10 October 2015
Cannabis is new cash crop for African farmers as its use grows across the continent
African nations consider legalized marijuana
The cultivation and use of marijuana is rapidly rising across Africa as farmers, hit by low commodity prices, increasingly see the drug as a cash crop.
Pressure for legalizing marijuana is increasing in many African countries as legalized pot in the U.S. and Uruguay leads the way.
“At the moment, farmers choose to cultivate marijuana over traditional crops because it commands a far higher market price on the black market both at home and abroad,” Zambian Green Party President Peter Sinkamba told Anadolu Agency.
In Lesotho, cannabis is the country’s third largest source of foreign income, according to the UN Development Program. The landlocked kingdom, which is encircled by South Africa, is responsible for 70 percent of the cannabis entering its neighbor’s territory.
The Nigerian National Drug Law Enforcement Agency reported late last year that a large number of Nigerian farmers had abandoned growing food and other cash crops for cannabis. The previous year, the agency arrested more than 8,000 marijuana farmers.
Zambian farmer Antonio Mundulu, 51, told Anadolu Agency that he was lured into cultivating marijuana by quick earnings.
“I choose to grow marijuana over other crops for easy money,” he said. “Marijuana is not only highly profitable but also has cheap labor and high demand among young people.”
The World Bank expects agriculture prices to average 11 percent below 2014 levels this year, a figure that has been revised downward from 9 percent in April. This makes cultivating marijuana far more profitable than traditional cash crops such as maize, according to the bank’s Commodity Markets Outlook released in July.
Although there are no statistics on marijuana production in Africa — the cultivation and use of the drug is illegal in throughout the continent — UN statistics from 2005 show Africa accounts for about 25 percent of world production.
Legal marijuana in America
Legal marijuana sales in the U.S. approached $3 billion in 2014, according to the U.S.-based consultancy Arcview Market Research.
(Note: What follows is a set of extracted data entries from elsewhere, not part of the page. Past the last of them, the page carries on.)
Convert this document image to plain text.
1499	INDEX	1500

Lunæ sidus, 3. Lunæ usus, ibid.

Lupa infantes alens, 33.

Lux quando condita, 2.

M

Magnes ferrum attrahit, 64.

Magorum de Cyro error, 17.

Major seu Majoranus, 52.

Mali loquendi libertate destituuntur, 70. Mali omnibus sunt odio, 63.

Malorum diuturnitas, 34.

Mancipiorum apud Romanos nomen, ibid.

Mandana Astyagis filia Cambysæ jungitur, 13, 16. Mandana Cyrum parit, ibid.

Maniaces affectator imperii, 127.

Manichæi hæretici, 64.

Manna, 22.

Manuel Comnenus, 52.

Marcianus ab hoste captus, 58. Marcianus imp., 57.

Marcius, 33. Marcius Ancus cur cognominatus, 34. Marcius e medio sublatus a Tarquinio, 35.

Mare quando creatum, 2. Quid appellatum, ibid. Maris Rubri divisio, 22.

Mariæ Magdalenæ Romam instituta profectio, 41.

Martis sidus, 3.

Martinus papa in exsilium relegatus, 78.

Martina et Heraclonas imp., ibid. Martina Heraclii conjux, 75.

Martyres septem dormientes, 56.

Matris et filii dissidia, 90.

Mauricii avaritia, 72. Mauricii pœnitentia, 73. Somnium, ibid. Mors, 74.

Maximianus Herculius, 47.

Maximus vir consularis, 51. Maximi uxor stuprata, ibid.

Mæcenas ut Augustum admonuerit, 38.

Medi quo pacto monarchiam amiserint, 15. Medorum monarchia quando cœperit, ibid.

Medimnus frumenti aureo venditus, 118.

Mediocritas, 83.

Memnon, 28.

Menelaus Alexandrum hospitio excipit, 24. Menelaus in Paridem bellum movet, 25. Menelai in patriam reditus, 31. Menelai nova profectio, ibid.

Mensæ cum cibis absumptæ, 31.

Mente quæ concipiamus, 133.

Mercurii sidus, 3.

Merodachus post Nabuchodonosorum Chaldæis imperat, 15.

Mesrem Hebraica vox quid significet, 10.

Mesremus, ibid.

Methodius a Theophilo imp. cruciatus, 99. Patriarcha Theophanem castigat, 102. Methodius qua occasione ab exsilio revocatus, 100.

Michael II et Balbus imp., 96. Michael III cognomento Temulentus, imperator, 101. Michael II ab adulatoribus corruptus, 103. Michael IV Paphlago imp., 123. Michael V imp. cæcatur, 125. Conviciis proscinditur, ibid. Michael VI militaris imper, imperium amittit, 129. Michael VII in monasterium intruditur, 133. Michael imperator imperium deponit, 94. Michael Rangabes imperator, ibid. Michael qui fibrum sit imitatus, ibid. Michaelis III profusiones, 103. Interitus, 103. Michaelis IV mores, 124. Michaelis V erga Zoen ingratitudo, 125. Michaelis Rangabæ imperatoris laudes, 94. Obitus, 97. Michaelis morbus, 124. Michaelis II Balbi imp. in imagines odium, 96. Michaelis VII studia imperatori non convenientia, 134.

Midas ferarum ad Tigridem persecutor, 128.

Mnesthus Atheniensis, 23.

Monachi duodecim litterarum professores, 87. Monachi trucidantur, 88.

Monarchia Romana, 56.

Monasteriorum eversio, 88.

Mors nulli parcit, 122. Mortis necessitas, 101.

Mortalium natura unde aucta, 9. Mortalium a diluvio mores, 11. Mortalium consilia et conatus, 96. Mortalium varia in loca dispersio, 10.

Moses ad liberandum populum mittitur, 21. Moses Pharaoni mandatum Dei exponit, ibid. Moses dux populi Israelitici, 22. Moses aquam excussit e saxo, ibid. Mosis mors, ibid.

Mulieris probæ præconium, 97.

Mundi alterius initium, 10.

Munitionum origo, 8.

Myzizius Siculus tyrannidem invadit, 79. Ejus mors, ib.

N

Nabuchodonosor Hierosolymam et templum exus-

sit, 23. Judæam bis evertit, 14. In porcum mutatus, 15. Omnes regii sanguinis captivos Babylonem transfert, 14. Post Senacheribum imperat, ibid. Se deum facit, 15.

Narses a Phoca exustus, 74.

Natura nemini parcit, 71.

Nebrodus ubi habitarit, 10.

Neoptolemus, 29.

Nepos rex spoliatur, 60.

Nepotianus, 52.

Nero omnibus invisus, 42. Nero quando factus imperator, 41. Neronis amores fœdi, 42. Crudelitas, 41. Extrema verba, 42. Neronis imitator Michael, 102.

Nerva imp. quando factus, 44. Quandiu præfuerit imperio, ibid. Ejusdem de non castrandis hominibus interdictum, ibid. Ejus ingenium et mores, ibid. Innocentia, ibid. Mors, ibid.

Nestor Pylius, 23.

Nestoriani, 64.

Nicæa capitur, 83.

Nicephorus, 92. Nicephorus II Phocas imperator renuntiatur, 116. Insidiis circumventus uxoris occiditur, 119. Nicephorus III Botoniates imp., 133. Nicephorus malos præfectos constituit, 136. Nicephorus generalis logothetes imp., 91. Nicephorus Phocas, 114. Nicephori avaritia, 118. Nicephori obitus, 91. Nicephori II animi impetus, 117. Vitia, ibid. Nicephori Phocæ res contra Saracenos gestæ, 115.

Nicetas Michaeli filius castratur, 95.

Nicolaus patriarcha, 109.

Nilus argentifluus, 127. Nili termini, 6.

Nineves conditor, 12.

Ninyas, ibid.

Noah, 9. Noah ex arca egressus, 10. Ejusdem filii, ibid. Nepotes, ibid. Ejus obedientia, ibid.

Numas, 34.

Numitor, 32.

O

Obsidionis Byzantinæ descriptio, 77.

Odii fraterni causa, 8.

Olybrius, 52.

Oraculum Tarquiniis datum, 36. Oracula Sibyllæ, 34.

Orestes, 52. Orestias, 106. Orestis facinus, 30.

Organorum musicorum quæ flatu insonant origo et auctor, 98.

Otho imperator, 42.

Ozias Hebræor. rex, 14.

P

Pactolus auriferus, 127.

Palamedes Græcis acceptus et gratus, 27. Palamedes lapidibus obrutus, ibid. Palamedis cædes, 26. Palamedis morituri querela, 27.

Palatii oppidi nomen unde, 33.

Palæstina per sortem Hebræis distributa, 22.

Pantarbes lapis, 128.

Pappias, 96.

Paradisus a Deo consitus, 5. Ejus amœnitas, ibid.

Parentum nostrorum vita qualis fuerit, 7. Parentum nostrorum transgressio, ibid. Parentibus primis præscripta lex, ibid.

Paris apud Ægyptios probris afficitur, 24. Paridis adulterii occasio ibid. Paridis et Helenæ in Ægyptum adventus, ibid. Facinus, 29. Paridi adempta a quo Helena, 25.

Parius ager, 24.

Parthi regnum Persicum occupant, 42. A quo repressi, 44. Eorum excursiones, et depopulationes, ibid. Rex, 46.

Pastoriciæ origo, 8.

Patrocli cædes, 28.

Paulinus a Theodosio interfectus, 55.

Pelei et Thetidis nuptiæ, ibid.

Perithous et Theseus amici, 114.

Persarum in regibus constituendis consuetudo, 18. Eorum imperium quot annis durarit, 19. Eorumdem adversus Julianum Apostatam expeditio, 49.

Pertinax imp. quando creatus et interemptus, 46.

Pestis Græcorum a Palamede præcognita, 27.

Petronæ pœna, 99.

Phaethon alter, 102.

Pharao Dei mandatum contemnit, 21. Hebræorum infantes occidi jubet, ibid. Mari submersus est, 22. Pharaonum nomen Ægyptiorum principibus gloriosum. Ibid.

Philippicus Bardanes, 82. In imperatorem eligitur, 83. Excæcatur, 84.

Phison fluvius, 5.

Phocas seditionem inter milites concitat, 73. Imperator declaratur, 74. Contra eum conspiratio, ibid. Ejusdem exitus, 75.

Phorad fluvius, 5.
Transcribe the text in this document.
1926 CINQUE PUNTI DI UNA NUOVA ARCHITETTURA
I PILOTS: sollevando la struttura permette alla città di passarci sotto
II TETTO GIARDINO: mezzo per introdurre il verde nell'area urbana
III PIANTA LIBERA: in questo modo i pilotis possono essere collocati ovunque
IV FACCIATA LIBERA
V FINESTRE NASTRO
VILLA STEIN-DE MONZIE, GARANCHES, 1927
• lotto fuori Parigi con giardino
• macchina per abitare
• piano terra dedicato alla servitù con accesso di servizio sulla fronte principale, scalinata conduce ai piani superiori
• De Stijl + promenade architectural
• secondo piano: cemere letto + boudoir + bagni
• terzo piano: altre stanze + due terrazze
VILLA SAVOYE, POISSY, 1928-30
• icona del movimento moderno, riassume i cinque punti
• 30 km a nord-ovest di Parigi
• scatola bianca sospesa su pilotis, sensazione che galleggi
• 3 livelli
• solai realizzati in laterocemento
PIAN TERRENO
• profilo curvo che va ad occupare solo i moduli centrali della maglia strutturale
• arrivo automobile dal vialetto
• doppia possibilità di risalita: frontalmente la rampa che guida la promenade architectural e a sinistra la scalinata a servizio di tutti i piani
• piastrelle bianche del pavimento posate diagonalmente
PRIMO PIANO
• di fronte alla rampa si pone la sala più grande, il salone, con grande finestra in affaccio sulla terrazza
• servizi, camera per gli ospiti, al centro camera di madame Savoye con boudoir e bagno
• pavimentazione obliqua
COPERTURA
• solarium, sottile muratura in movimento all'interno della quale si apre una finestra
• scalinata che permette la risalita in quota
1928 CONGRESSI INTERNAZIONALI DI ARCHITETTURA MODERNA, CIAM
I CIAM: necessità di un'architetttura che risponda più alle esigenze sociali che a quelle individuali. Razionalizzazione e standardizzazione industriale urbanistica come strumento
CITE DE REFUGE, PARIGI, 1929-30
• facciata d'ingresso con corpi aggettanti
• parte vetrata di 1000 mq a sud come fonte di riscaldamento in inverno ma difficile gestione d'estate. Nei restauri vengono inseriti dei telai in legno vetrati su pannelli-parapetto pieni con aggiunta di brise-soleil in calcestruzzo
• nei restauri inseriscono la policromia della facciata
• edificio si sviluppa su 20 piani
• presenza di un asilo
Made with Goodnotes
The drug remains illegal under U.S. federal law but has been legalized for medical or recreational use in 23 states and the District of Columbia.
In Colorado alone, sales have boomed to $70 million per month, despite sharp limitations on how the drug can be bought and sold.
“In Denver, the only places you can really legally smoke or vaporize weed is your private property,” University of Denver law professor Sam Kamin said in an interview with the Denver Post newspaper. “You can’t do it in the park, at the bar, on the sidewalk or inside a marijuana shop.”
Kamin said the state is considering allowing the creation of special clubs where marijuana can be smoked although such places would not be allowed to sell alcohol.
However, in all the states to have legalized the drug, anyone over 21 can now smoke, grow and possess cannabis.
Some states allow cultivation of small quantities at home while others forbid it. Some allow it to be consumed in bars or restaurants as others only permit smoking on private property.
In July, the White House stated its opposition to legalizing marijuana and the states’ laws that make consumption possible.
The model for legalizing marijuana use, however, continues to be copied around the world and clearly has supporters in Africa who are likely to keep up the pressure for making marijuana legal.